Cathy Majtenyi: Terry Fox reminds us all of need for compassion

  • September 27, 2018
Terry Fox Canada

He was exhausted, lonely, in pain and occasionally maligned. But he carried a vision in his head and a love in his heart that kept him going despite the circumstances.

That sounds like the Apostle Paul during his many travels. But this is actually the experience of a modern-day Canadian hero who personified many of the values lived out by Christ and His apostles.

September is the month when communities across Canada and around the world hold a Terry Fox Run to raise funds for cancer research. The event commemorates the incredible journey of Terry Fox, a student athlete who, at the age of 19 in 1977, had most of his right leg amputated because of cancer. 

The night before the amputation, he read an article about an amputee who ran in the New York City Marathon. Terry then dreamt of running across Canada to raise $1 million for cancer research.

Three years of intensive training later, on April 12, 1980, Terry stuck his artificial foot into the Atlantic Ocean off the coast of Newfoundland. Thus began what was to be a 143-day, 5,373-kilometre Marathon of Hope. Terry made it to Thunder Bay, Ont., before his cancer returned and made it impossible to continue.

He died on June 28, 1981, a month before his 23rd birthday. He raised more than $24 million for cancer research.

Not much is publicly known about Terry’s faith life, although there is a hint in one of his more well-known quotes. “I’m not a dreamer, and I’m not saying this will initiate any kind of definitive answer or cure to cancer, but I believe in miracles. I have to.”

Terry’s brother Fred once told Christian broadcaster Lorna Dueck that Terry was a Christian who “accepted that he was put on this Earth for a higher purpose.”

“Yes, faith played a huge part in Terry’s life after being diagnosed with cancer and gave him strength before he passed away,” Fred said.

That sense of purpose sustained Terry: when his stump was raw and bleeding; when a woman yelled “get that freak out of here”; when drivers tried to run him off the road; when a journalist falsely reported that Terry did not actually run through Quebec; when his family and friends tried to talk him out of running.

“I have to really concentrate to ignore the pain and keep going,” Terry once said. “Sometimes I’m actually crying while I’m running but I just don’t think about it.”

It’s similar to the purpose Jesus demonstrated when He begged His Father to take the cup away from Him, if possible, “yet not My will, but Yours be done.”

God has given us all a purpose.

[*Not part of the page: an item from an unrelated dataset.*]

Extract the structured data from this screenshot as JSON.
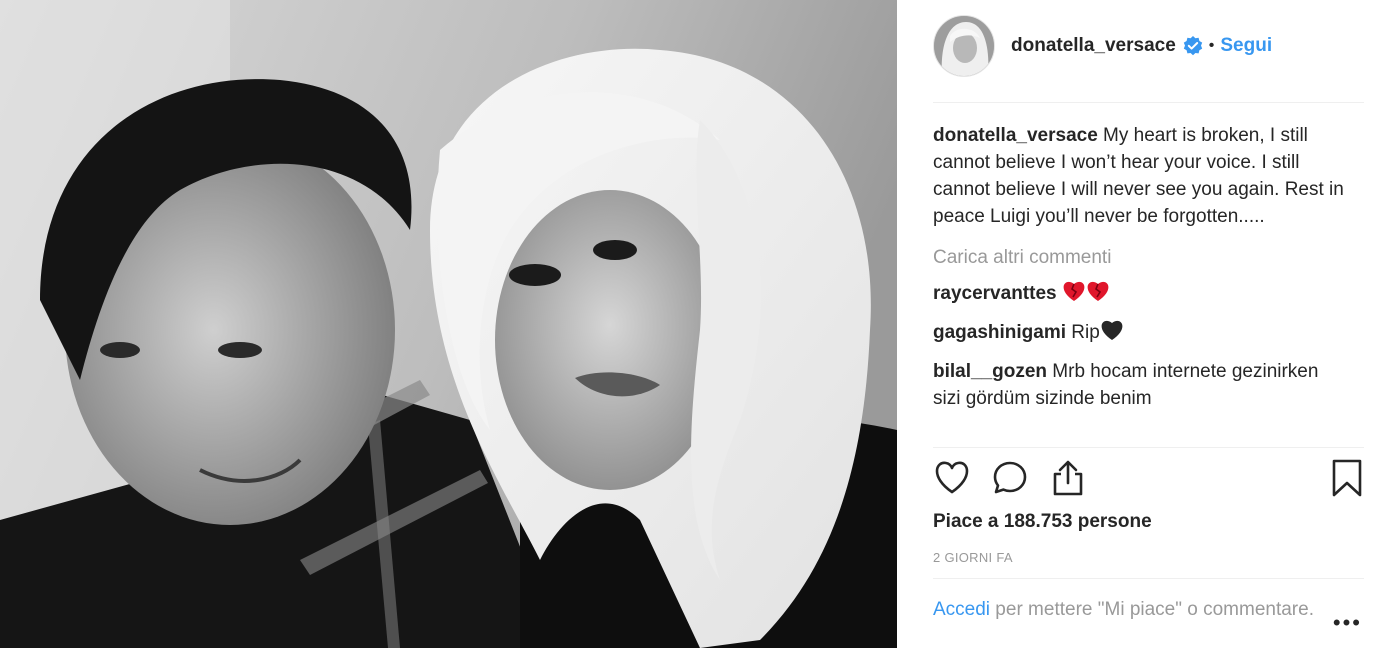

Many times, the fulfilment of that purpose brings with it sacrifice and suffering. It is what Jesus called denying oneself and taking up the cross to follow Him.

Terry didn’t allow anything or anyone — his detractors, his well-meaning loved ones, his own self-doubts, pain and suffering — to stop him. He was motivated by his encounters with children with cancer. More than just feeling deeply for children, he was united with them in their suffering.

We are also called to be united with the suffering of others through empathy. We can channel our present or past pain into efforts to help others who are struggling.

Terry Fox reminds us of our call to activate our compassion towards one another and to draw upon Jesus for the strength to persist in our personal marathons. Let’s not allow anyone or anything to derail us with discouragement. As it is said in Galatians, “in due time we will reap if we do not grow weary.”

 (Majtenyi is a public relations officer who specializes in research at an Ontario university.)